At term, the neonatal brain weighs between 300 and 400 g and accounts for about 10% of body weight (compared to 2% in the adult) (Crelin 1973). Brain growth is especially rapid during the first year of life, when the brain reaches 75% of its adult volume. In the term infant, the number of neurons is already established at birth; brain growth is due to an increase in size of nerve cell bodies, development of additional neuronal connections, proliferation of neuroglia and blood vessels, and myelination of axons. Myelination is at its peak in the first 6 months of life but continues until maturity (Standring 2008). The arrangement of sulci and gyri at birth is similar to the adult, although the central sulcus is slightly further forward and the cerebral ventricles are proportionately larger. Mean head circumference at term is 34 cm.

The termination of the spinal cord, the conus medullaris, may extend as low as the level of the L3 vertebra in the neonate, whereas in the adult, it is usually around the lower border of L1. The conus is readily visualized by ultrasound scan in the first 3 months of life. The supracristal plane between the upper limits of the iliac crests is slightly higher (L3/4 rather than L4); a lumbar puncture in the newborn should not be performed above this level to avoid the risk of injuring the spinal cord.

Skin and Subcutaneous Tissue

Body fat is laid down in the fetus from about 34 weeks’ gestation and, with appropriate intrauterine nutrition, increases until term. Plantar fat pads give the neonate a flat-footed appearance. Brown fat is a modified form of adipose tissue in the newborn concentrated at the back of the neck, in the interscapular region, and in pararenal areas. It is composed of adipocytes with mitochondria that have large and numerous cristae adapted to heat production. Despite this specialized fat, the neonate’s ability to regulate temperature is poorly developed.

At birth, breast tissue is similarly developed in girls and boys. It may appear prominent due to the influence of maternal hormones, even leading to the secretion of a small amount of fluid (witch’s milk). Supernumerary nipple(s) may be found along the mammary ridges (milk lines) which extend on each side from the axilla to the groin.

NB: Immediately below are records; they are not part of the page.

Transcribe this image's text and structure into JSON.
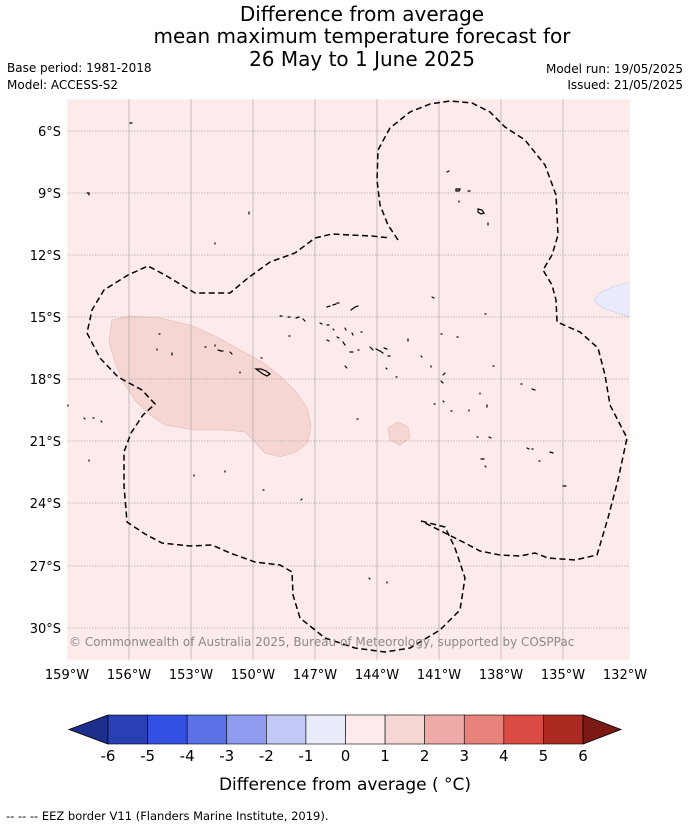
{
  "title": {
    "line1": "Difference from average",
    "line2": "mean maximum temperature forecast for",
    "line3": "26 May to 1 June 2025"
  },
  "meta": {
    "base_period": "Base period: 1981-2018",
    "model": "Model: ACCESS-S2",
    "model_run": "Model run: 19/05/2025",
    "issued": "Issued: 21/05/2025"
  },
  "map": {
    "lat_labels": [
      "6°S",
      "9°S",
      "12°S",
      "15°S",
      "18°S",
      "21°S",
      "24°S",
      "27°S",
      "30°S"
    ],
    "lon_labels": [
      "159°W",
      "156°W",
      "153°W",
      "150°W",
      "147°W",
      "144°W",
      "141°W",
      "138°W",
      "135°W",
      "132°W"
    ],
    "copyright": "© Commonwealth of Australia 2025, Bureau of Meteorology, supported by COSPPac",
    "colors": {
      "background_anomaly": "#fcebea",
      "warm_anomaly": "#f5d6d3",
      "cool_anomaly": "#e9ebfa",
      "grid": "#a8a8a8",
      "eez_border": "#000000",
      "coast": "#000000"
    }
  },
  "colorbar": {
    "tick_labels": [
      "-6",
      "-5",
      "-4",
      "-3",
      "-2",
      "-1",
      "0",
      "1",
      "2",
      "3",
      "4",
      "5",
      "6"
    ],
    "colors": [
      "#1e2e8c",
      "#2b3fb4",
      "#3450e3",
      "#5b72e6",
      "#8e9cf0",
      "#c3c9f6",
      "#e9ebfa",
      "#fcebea",
      "#f5d6d3",
      "#eeaaa6",
      "#e8837b",
      "#d94b43",
      "#ad2a22",
      "#7b1a14"
    ],
    "label": "Difference from average ( °C)"
  },
  "footer": {
    "legend_line": "-- -- -- EEZ border V11 (Flanders Marine Institute, 2019)."
  }
}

Neonatal skin is relatively thin. The ability to see peripheral veins is very dependent on the thickness of the subcutaneous tissues. Common sites for peripheral venous cannulation include: the dorsal arch veins of the hands and feet, the cephalic vein at the wrist, the volar aspect of the wrist (where the veins are small and fragile), the cubital fossa, the saphenous vein immediately anterior to the medial malleolus or behind the medial aspect of the knee, and the superficial temporal vein anterior to the ear.

Conclusion

There are key differences between the anatomy of the child and adult that affect the utility of traditional surface anatomical landmarks, surgical approaches and procedures, and the interpretation of normal physiological and cardiorespiratory parameters and responses. Pediatric surgeons need to be aware of these differences.